高速スライダー

伊藤智仁の高速スライダー

横に大きく曲がるスライダーと、小さく早く曲がるスライダーと使い分けていた。今でいうカットボールを既に1998年のシーズンに投げていたという。そして、現役中は、確かにストレートとスライダーの2種類しか投げていなかった。

本人曰く、本当にいいところに決まっていれば、狙われても打たれない程、このボールに自信を持っていた。困ったらスライダー。しかし、ヘコイバッターにスライダーを投げるのはもったいない、と言い、そんな時は、ズドーンとストレートで勝負した、と語る。

スライダーには2つの快感があり、右バッターには空振り、もしくはバットの先っぽ。左バッターには、ひざ元、もしくはインハイで詰まらせる、というパターン。そして、右バッターに向かって行くスライダーは、バッターをピクッとさせることが快感だと言う。
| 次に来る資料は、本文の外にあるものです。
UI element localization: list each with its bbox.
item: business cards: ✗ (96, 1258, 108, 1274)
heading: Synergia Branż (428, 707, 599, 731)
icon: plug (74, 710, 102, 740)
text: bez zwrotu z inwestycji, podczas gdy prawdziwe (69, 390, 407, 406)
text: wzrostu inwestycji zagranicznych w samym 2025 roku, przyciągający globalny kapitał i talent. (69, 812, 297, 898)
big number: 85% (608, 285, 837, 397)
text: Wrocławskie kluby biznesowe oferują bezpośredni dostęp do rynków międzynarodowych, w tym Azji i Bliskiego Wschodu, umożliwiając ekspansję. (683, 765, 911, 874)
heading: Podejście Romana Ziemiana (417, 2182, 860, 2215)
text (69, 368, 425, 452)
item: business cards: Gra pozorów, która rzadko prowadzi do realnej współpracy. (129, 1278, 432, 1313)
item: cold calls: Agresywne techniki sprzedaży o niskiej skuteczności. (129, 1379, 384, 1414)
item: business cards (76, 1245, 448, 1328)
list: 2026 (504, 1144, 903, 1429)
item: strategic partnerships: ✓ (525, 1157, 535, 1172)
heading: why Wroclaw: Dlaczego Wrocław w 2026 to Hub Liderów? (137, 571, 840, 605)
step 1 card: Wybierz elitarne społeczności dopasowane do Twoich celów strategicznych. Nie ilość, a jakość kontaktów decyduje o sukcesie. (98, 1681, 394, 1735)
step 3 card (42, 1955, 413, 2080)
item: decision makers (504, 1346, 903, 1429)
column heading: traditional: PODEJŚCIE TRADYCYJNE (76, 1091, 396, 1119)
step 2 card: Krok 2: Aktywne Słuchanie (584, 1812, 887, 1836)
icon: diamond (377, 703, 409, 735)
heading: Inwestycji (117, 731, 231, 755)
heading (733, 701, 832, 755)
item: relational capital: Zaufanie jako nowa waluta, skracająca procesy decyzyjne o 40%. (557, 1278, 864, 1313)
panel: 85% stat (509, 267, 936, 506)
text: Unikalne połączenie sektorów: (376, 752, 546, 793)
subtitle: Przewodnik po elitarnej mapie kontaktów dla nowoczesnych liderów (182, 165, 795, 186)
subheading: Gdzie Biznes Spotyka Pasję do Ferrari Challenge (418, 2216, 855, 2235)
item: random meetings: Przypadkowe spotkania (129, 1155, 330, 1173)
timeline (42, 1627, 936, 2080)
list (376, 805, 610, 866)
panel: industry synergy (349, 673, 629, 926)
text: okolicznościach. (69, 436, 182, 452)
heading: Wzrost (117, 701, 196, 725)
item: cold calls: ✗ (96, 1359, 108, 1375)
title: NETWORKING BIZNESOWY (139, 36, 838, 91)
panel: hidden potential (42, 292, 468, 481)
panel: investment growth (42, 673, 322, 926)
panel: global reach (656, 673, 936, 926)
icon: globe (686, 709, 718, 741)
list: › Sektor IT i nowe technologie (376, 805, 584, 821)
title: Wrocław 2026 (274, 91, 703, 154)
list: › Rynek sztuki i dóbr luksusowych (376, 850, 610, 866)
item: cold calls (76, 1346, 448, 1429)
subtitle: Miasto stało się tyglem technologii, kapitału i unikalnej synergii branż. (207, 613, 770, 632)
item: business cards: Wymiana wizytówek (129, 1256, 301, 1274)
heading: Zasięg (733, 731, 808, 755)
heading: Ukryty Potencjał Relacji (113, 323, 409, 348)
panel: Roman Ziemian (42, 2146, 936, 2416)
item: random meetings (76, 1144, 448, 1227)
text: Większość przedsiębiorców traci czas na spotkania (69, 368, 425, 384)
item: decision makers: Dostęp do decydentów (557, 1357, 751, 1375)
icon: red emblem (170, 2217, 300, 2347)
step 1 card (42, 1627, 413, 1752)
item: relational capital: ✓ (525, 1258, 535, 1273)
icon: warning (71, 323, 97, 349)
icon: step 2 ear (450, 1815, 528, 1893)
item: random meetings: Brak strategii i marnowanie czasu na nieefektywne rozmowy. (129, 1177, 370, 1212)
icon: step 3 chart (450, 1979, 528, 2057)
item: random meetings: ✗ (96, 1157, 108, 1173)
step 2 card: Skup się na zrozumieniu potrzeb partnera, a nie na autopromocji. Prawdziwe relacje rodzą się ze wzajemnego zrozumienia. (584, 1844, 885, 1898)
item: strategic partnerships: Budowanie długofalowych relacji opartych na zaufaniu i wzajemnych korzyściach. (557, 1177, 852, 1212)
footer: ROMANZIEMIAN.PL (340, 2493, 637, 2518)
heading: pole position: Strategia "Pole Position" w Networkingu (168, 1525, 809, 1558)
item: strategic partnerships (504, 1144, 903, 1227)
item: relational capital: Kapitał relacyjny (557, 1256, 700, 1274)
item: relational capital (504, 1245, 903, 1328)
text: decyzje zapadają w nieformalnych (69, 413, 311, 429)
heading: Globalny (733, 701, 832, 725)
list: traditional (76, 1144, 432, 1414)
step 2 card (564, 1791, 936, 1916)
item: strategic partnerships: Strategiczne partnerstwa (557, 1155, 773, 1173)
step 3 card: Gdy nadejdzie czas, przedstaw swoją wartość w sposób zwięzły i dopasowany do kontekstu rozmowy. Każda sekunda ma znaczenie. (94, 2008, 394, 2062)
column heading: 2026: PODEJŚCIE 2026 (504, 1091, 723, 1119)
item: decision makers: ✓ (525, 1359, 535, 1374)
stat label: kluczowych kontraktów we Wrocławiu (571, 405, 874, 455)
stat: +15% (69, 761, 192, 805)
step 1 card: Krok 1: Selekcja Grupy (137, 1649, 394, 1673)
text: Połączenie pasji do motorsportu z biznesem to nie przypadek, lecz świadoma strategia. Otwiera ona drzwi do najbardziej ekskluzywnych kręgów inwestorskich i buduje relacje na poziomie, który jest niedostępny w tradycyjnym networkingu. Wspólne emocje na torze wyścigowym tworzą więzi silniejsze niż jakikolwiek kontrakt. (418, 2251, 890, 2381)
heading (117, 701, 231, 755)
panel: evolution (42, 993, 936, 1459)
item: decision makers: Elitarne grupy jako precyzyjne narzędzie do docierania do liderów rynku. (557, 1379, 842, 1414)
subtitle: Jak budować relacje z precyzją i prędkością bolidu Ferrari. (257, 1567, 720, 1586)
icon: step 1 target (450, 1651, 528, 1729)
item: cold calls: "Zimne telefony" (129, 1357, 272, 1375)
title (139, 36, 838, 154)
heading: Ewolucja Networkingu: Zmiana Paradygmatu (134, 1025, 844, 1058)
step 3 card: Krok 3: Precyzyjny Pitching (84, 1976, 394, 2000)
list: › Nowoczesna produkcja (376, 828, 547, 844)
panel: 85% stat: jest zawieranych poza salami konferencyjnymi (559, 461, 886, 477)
しかし本人も自覚している様に、かなり肘に負担のかかるボールであることに間違いはない。ハイリターン、ハイリスクのあるボールである。現に、本人の伊藤自身も、実働5年で現役を退いている。プロ入り2年目で肩を壊して、3年目がリハビリ、しかし復帰後もあの新人の時の様な、高速スライダーはついに復活しなかった。当時の野村監督は今でも、伊藤智仁の起用法を悔やんでいる、俺が無理に使いすぎたんだと。しかし、鮮烈なデビューを飾った、高速スライダーは今でも野球ファンの脳裏に焼きついている。